Proteggere il proprio e-commerce dagli hacker è fondamentale: cosa fare?

Questo vale sia per i grandi ecommerce ma anche per i più piccoli. Per quest’ultimi in particolare l’errore consiste proprio nel credere che il piccolo business tenga lontano i cyber criminali.
Come proteggere il proprio e-commerce da un attacco hacker?  Per difendere i dati personali e aziendali è importante, prima di tutto, conoscere il “nemico”.
Conoscere, ad esempio, il concetto di malware per sapersene difendere: un malware è un software realizzato con l’apposita intenzione di causare danni.
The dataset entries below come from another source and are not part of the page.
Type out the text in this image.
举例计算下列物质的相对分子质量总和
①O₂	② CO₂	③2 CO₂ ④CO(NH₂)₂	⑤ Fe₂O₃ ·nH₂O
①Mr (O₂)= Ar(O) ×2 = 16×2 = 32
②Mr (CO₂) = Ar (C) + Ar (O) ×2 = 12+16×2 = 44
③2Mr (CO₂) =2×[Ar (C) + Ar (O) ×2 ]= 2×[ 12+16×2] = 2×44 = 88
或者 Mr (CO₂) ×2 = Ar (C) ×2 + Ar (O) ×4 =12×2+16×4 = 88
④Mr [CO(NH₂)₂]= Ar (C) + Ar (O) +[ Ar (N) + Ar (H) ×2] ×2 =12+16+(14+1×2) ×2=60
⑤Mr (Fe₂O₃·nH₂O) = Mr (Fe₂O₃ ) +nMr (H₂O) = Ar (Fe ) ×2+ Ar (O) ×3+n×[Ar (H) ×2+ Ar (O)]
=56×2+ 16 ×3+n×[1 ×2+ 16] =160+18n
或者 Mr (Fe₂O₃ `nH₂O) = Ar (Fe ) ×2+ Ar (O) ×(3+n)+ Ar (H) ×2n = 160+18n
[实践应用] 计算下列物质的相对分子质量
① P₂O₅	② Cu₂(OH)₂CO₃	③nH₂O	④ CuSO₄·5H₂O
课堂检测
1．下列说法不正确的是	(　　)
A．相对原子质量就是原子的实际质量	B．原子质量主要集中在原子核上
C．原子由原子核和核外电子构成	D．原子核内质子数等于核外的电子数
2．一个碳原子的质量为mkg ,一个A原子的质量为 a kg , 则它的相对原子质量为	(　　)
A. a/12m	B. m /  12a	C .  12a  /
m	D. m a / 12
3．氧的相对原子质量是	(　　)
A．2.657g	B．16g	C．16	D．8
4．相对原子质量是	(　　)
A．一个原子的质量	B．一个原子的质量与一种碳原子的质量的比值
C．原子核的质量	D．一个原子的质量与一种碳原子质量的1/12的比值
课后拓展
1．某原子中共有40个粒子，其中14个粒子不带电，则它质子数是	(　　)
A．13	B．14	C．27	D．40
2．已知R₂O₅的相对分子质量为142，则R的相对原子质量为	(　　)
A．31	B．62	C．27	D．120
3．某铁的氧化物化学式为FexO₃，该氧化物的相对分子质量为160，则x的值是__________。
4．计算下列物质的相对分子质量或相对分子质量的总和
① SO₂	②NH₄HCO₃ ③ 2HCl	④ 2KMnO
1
La maggior parte dei programmi malware è progettata proprio per rubare informazioni, dati e ottenere il controllo del computer.
Spesso gli hacker utilizzano siti web compromessi per distribuire malware: inducono i visitatori del sito a scaricare il software, facendo credere che questo sia legittimo e sicuro.
Basta un click per permettere all’hacker di appropriarsi di dati e danneggiare l’e-commerce del proprio sito.

Quali sono le conseguenze di un attacco hacker all’e-commerce?

L’hacker potrebbe facilmente prelevare i dati dei clienti che eseguono transazioni tramite l’e-commerce per poter usare l’email e fare spamming; ma ancora più grave, potrebbe recuperare i dati dei pagamenti, password, per eseguire acquisti fraudolenti.

Cosa fare se si sospetta un attacco hacker?

Nel caso in cui si sospettasse di un attacco hacker è necessario rivolgersi ad esperti del settore che possano effettuare una bonifica informatica, come Securpol Italia. In cosa consiste? Si tratta di un servizio utile a rilevare l’eventuale presenza di possibili Keylogger, spyware e di altre minacce che consentono la lettura di posta elettronica, altri importanti dati e l’intrusione nello stesso dispositivo da remoto.